Vu l'exploit de l'huissier de justice Guy ENGEL, demeurant à Luxembourg, du 28 juin 2007, portant signification de ce recours à la société XXXGmbH, ainsi qu’à l’administration communale de Biwer ;
Vu le mémoire en réponse déposé au greffe du tribunal administratif le 25 octobre 2007 par Maître Gerry OSCH, avocat à la Cour, inscrit au tableau de l’Ordre des avocats à Luxembourg pour compte de la société à responsabilité limitée de droit allemand XXXGmbH, préqualifiée ;
Vu le mémoire en réplique déposé au greffe du tribunal administratif le 9 novembre 2007 par Maître Jacques WOLTER, assisté de Maître Julia BALLESTEROS KRACHER pour compte de la société à responsabilité limitée … s.à r.l. ;
Vu le mémoire en réponse déposé au greffe du tribunal administratif le 27 novembre 2007 par Maître Steve HELMINGER, avocat à la Cour, inscrit au tableau de l’Ordre des avocats à Luxembourg pour compte de l’administration communale de Biwer ;
Vu l’ordonnance du 12 décembre 2007 par laquelle le président de la première chambre du tribunal administratif a prorogé le délai légal pour déposer les mémoires en duplique, de sorte à expirer, sous peine de forclusion, le vendredi 11 janvier 2008 ;
Vu le mémoire en duplique déposé au greffe du tribunal administratif le 10 janvier 2008 par Maître Gerry OSCH pour compte de la société à responsabilité limitée de droit allemand XXXGmbH ;
Vu les pièces versées et notamment la décision attaquée ;
Entendu le juge-rapporteur en son rapport, ainsi que Maîtres Jacques WOLTER, Julia BALLESTEROS KRACHER, Steve HELMINGER et Gerry OSCH en leurs plaidoiries respectives à l’audience publique du 16 janvier 2008.
Dans le cadre d'une soumission publique initiée par la commune de Biwer en vue de « travaux de parachèvement intérieur du Hall des Sports – Partie terrain de jeux, extension et mise en conformité du Hall des Sports 6, Schoulstrooss, L-6833 Biwer », la société à responsabilité limitée …, ci-après désignée par « la société … », avait remis une offre.
Par courrier du 13 juin 2007, le collège des bourgmestre et échevins de la commune de Biwer porta à la connaissance de la société … sa décision de ne pas retenir son offre au motif qu'elle n'était pas économiquement la plus avantageuse.
Par requête déposée le 28 juin 2007, inscrite sous le numéro 23133 du rôle, la société … a introduit un recours tendant à l'annulation de la décision de ne pas lui attribuer le marché litigieux mais de l'attribuer à la société de droit allemand XXXGmbH, ci-après dénommée « la société XXX ».
La société XXX conclut principalement à l’irrecevabilité de ce recours pour défaut d’intérêt à agir dans le chef de la société … en faisant valoir que si par impossible la demanderesse devait pouvoir obtenir gain de cause au fond, quod non, l’annulation de la décision d’adjudication du marché ne saurait pas pour autant lui profiter étant donné qu’elle n’aurait jamais dû être autorisée à participer à cette soumission en raison d’une trop grande implication dans l’élaboration du cahier des charges.
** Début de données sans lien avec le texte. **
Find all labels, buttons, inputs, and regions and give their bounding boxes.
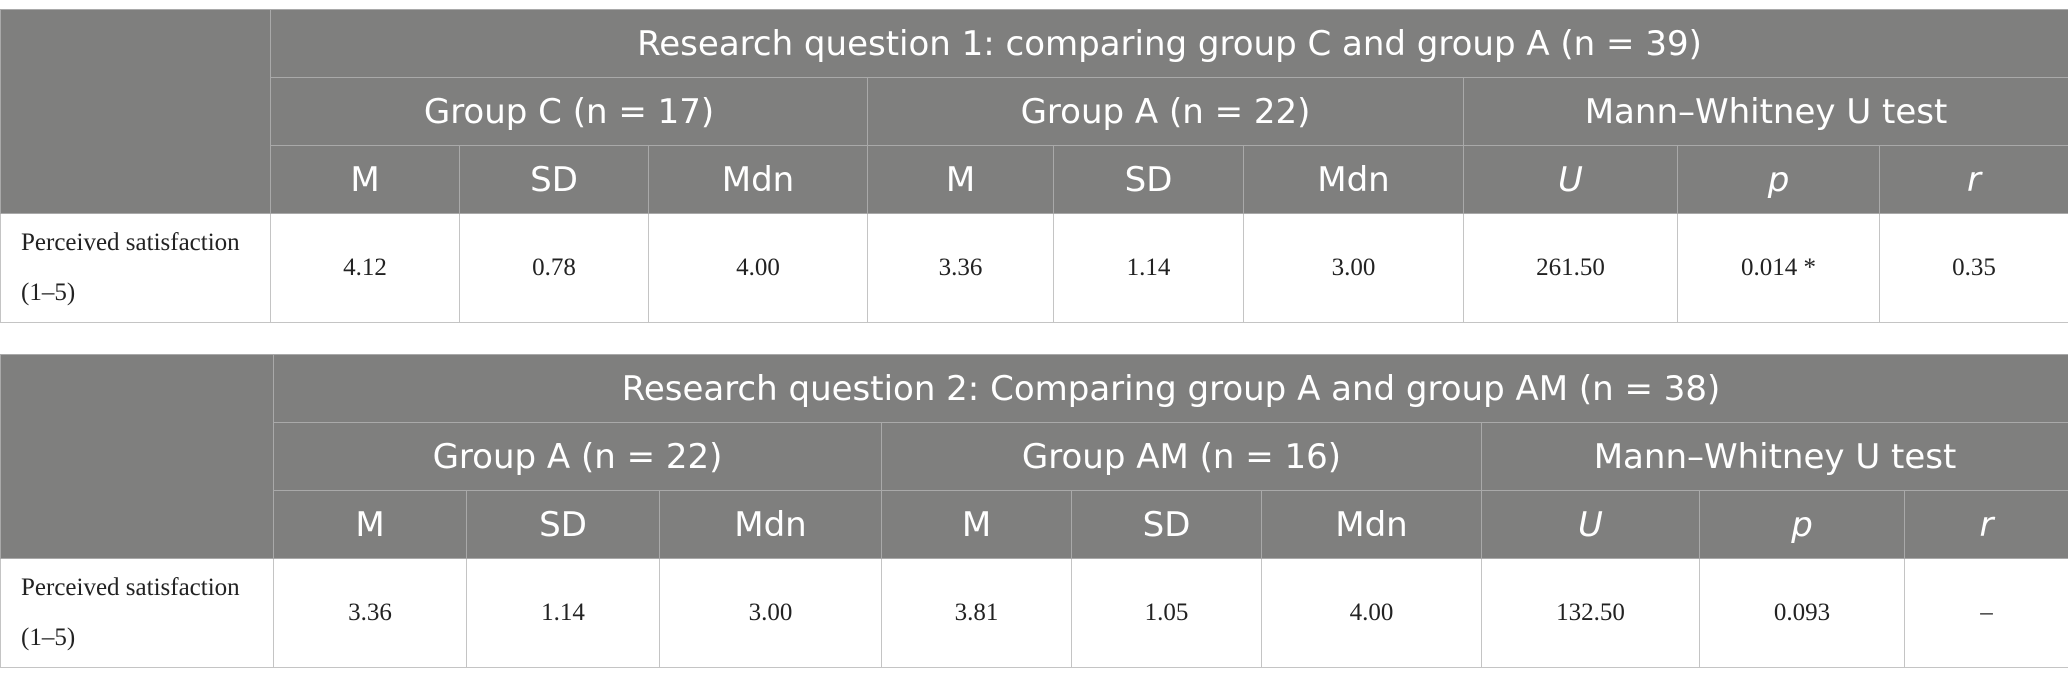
column-header: r <box>1878 145 2068 214</box>
value-cell: 4.00 <box>1261 558 1482 668</box>
column-header: p <box>1677 145 1880 214</box>
value-cell: 0.78 <box>459 213 649 323</box>
column-header: M <box>881 490 1072 559</box>
group-header: Group A (n = 22) <box>867 77 1464 146</box>
column-header: Mdn <box>1261 490 1482 559</box>
column-header: U <box>1481 490 1700 559</box>
column-header: SD <box>466 490 660 559</box>
row-label: Perceived satisfaction (1–5) <box>0 558 274 668</box>
column-header: p <box>1699 490 1905 559</box>
column-header: Mdn <box>648 145 868 214</box>
value-cell: 0.35 <box>1878 213 2068 323</box>
group-header: Group A (n = 22) <box>273 422 882 491</box>
column-header: M <box>270 145 460 214</box>
column-header: SD <box>1071 490 1262 559</box>
group-row: Group A (n = 22) Group AM (n = 16) Mann–Wh… <box>1 422 2068 491</box>
value-cell: 4.12 <box>270 213 460 323</box>
value-cell: – <box>1903 558 2068 668</box>
data-table: Research question 1: comparing group C a… <box>0 9 2068 323</box>
value-cell: 1.05 <box>1071 558 1262 668</box>
table-title: Research question 2: Comparing group A a… <box>272 354 2068 423</box>
value-cell: 0.014 * <box>1677 213 1880 323</box>
title-row: Research question 2: Comparing group A a… <box>0 354 2068 559</box>
column-header: SD <box>1053 145 1244 214</box>
corner-cell <box>0 354 274 559</box>
corner-cell <box>0 9 271 214</box>
value-cell: 3.36 <box>273 558 467 668</box>
value-cell: 1.14 <box>1053 213 1244 323</box>
data-row: Perceived satisfaction (1–5) 4.12 0.78 4.00… <box>0 213 2068 323</box>
value-cell: 3.81 <box>881 558 1072 668</box>
value-cell: 4.00 <box>648 213 868 323</box>
group-header: Group C (n = 17) <box>270 77 868 146</box>
value-cell: 261.50 <box>1463 213 1678 323</box>
value-cell: 3.00 <box>1243 213 1464 323</box>
column-header: U <box>1463 145 1678 214</box>
group-header: Mann–Whitney U test <box>1462 77 2068 146</box>
value-cell: 132.50 <box>1481 558 1700 668</box>
group-header: Mann–Whitney U test <box>1480 422 2068 491</box>
value-cell: 1.14 <box>466 558 660 668</box>
title-row: Research question 1: comparing group C a… <box>0 9 2068 214</box>
table-title: Research question 1: comparing group C a… <box>269 9 2068 78</box>
column-header: Mdn <box>1243 145 1464 214</box>
data-row: Perceived satisfaction (1–5) 3.36 1.14 3.00… <box>0 558 2068 668</box>
value-cell: 0.093 <box>1699 558 1905 668</box>
column-header: Mdn <box>659 490 882 559</box>
column-header: SD <box>459 145 649 214</box>
data-table: Research question 2: Comparing group A a… <box>0 354 2068 668</box>
row-label: Perceived satisfaction (1–5) <box>0 213 271 323</box>
column-header: M <box>273 490 467 559</box>
group-row: Group C (n = 17) Group A (n = 22) Mann–Whi… <box>1 77 2068 146</box>
value-cell: 3.00 <box>659 558 882 668</box>
column-header: r <box>1903 490 2068 559</box>
value-cell: 3.36 <box>867 213 1054 323</box>
group-header: Group AM (n = 16) <box>881 422 1482 491</box>
column-header: M <box>867 145 1054 214</box>
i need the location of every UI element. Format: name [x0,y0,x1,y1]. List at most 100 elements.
Elle fait valoir plus particulièrement que le service de conseil aux maîtrises d’œuvre pour l’élaboration des cahiers de charge de la société … aurait participé activement à la rédaction du cahier des charges et occasionné ainsi une exclusivité de fait au profit de la société … concernant le matériel et les techniques utilisés.
Par référence aux articles 139 et 140 du règlement grand-ducal modifié du 7 juillet 2003 portant exécution de la loi du 30 juin 2003 sur les marchés publics et modification du seuil prévu à l’article 106 point 10 de la loi communale du 13 décembre 1988, prévoyant la résiliation du marché sinon l’exclusion de l’adjudication par l’adjudicateur pour manque de probité commerciale, la société XXX estime que la violation par elle alléguée des règles de mise en concurrence par la société … devrait aboutir à son exclusion du marché de sorte à rendre impossible la remise d’une nouvelle offre par la société … à la suite d’une éventuelle annulation de la décision déférée.
La société XXX est rejointe dans cette argumentation par l’administration communale de Biwer qui conteste également tout intérêt à agir dans le chef de la société … au motif qu’il se serait avéré qu’elle aurait activement collaboré avec le bureau d’architecture à l’élaboration du cahier des charges, la commune de préciser dans ce contexte que l’avantage que la société … se serait procuré par cette collaboration serait des plus flagrants en ce que le cahier des charges contiendrait des conditions et obligations que seule la société … aurait été à même de remplir.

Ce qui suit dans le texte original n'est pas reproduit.